Son olarak savaşlara salt büyük güçlerin mücadeleleri,
cephelerde kimin ne kadar ilerlediği ve kaç kişinin öldüğü/yaralandığı/göçtüğü
üzerinden bakarak resmi tam okuyamayız. Askeri-siyasi süreç kadar toplum ve
birey, istatistikler kadar biyografiler de son derece önemlidir.
Bir bombayla 50 kişi ölebilir; ama artlarında, sağ
kalmakla birlikte, bir ömür her gün yeniden o ölümü tadan insanlar bırakır.
Öğrencilerime hep derim ki “Ne yaparsanız yapın merkezinize insanı alın.” İnsanı
merkeze aldığınızda basınımızdaki Suriye tartışmalarının ne kadar da boş olduğu
görürsünüz.
Ve son bir tavsiye: Ailelerimizin (ailemizdeki her bir
ferdin) kıymetini bilelim. Yaşadığımız “an”ın ve bize emanet verilen canımız,
sağlığımız, ailemiz, malımız dahil sahip olduğumuz her nimetin şükrünü hakkıyla
edelim.

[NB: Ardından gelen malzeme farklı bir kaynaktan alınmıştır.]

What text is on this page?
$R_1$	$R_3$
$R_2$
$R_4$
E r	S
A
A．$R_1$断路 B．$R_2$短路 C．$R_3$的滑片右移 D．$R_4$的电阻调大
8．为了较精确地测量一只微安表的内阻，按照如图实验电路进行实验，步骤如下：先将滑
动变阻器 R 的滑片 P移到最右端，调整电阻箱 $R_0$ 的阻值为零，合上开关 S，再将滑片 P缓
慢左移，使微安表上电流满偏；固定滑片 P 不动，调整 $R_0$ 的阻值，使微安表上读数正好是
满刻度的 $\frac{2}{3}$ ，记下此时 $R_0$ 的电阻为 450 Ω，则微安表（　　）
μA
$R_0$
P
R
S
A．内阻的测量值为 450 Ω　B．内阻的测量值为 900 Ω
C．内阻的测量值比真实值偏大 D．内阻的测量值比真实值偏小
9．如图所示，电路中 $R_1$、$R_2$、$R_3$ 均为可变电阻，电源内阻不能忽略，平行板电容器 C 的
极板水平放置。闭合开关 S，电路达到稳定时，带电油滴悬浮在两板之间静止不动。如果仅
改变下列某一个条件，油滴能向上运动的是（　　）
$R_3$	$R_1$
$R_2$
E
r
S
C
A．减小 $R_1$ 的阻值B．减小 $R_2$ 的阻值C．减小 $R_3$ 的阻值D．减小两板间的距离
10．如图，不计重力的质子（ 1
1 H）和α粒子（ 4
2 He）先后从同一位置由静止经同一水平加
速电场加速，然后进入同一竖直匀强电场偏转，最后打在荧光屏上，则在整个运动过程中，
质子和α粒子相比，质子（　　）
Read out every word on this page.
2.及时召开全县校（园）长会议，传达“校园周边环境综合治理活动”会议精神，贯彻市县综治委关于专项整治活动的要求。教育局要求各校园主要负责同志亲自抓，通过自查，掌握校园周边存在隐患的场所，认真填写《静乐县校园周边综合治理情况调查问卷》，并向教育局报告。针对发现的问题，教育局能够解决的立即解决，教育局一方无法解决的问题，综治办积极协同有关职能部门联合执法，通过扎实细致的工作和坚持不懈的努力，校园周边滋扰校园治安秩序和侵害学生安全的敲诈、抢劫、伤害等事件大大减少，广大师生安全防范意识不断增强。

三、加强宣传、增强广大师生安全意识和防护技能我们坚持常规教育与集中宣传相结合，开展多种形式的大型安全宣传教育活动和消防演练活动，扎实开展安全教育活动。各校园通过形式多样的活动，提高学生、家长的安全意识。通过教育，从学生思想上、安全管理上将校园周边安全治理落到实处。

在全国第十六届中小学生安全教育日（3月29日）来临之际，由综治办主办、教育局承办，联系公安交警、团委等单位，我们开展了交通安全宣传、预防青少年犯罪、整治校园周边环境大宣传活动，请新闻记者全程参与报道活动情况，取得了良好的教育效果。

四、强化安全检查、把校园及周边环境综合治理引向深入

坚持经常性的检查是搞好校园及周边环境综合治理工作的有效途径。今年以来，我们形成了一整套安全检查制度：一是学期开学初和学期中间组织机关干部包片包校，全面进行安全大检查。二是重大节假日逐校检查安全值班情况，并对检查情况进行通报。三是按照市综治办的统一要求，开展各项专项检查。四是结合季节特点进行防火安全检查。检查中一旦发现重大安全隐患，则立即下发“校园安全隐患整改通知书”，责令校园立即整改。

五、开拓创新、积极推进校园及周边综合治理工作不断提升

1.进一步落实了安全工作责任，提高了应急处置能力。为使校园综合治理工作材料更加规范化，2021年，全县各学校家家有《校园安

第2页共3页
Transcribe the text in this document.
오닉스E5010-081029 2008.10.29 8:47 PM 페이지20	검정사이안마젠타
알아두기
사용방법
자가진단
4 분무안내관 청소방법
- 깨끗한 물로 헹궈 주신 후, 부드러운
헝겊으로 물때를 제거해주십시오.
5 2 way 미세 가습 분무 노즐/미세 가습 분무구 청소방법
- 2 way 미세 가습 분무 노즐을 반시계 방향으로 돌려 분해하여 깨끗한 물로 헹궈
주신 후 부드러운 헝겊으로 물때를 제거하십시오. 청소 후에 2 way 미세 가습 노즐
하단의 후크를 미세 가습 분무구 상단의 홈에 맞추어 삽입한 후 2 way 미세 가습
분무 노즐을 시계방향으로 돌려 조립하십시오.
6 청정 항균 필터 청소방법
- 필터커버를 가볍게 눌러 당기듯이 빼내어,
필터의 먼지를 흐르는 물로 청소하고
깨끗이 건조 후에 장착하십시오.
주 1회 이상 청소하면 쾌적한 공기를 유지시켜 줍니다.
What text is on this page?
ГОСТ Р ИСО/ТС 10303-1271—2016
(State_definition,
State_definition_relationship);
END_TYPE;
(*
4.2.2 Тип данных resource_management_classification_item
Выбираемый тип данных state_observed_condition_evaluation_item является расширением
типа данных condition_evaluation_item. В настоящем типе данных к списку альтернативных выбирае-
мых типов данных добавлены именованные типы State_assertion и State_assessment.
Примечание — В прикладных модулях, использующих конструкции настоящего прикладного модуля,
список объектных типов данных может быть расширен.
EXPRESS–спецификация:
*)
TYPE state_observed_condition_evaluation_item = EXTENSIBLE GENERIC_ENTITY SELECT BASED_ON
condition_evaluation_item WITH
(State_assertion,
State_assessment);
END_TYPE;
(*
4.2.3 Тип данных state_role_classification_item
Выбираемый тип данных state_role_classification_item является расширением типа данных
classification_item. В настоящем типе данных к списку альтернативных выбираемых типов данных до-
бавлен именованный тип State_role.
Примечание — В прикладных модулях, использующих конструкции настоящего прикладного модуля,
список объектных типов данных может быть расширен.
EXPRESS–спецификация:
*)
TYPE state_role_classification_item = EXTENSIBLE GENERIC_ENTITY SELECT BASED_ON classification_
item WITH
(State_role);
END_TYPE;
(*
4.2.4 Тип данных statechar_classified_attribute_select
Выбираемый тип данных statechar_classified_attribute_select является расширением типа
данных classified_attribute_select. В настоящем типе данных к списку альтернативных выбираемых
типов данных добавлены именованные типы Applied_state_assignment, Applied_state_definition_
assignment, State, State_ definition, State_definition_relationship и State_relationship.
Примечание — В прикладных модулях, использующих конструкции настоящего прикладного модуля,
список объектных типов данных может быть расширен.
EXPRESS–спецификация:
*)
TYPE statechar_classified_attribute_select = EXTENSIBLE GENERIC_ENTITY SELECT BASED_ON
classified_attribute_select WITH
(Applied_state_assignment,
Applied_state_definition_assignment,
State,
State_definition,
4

Yürüttüğümüz tartışmalar ve kavgalar o kadar boş ki...
Ebeveynlere de bir tavsiye: Çocuklarınızı “Sen sadece
derslerine çalış” diyerek suya sabuna dokunmadan, hiçbir sorumluluk aldırmadan
yetiştirmeyin. Kızı-erkeği bütün çocuklarınızı küçük yaşta ev işine ve yemek
yapmaya alıştırın. Yarın başınıza ne geleceği hiç belli olmaz.
Suriyelilerin en büyük şansı, kalabalık aileler
oldukları için çocuklarının çok küçük yaştan itibaren ebeveynlerine ve
kardeşlerine yardım ederek ve evlerinde sorumluluk alarak yetiştirilmeleri. Bu
sayede birçoğu şu an ayakta ve zor şartlara direnebiliyor. Peki yarın Allah
korusun bize bir şey olsa, el bebek gül bebek büyüttüğümüz ve hiçbir sorumluluk
vermediğimiz çocuklarımız ayakta kalabilecek mi?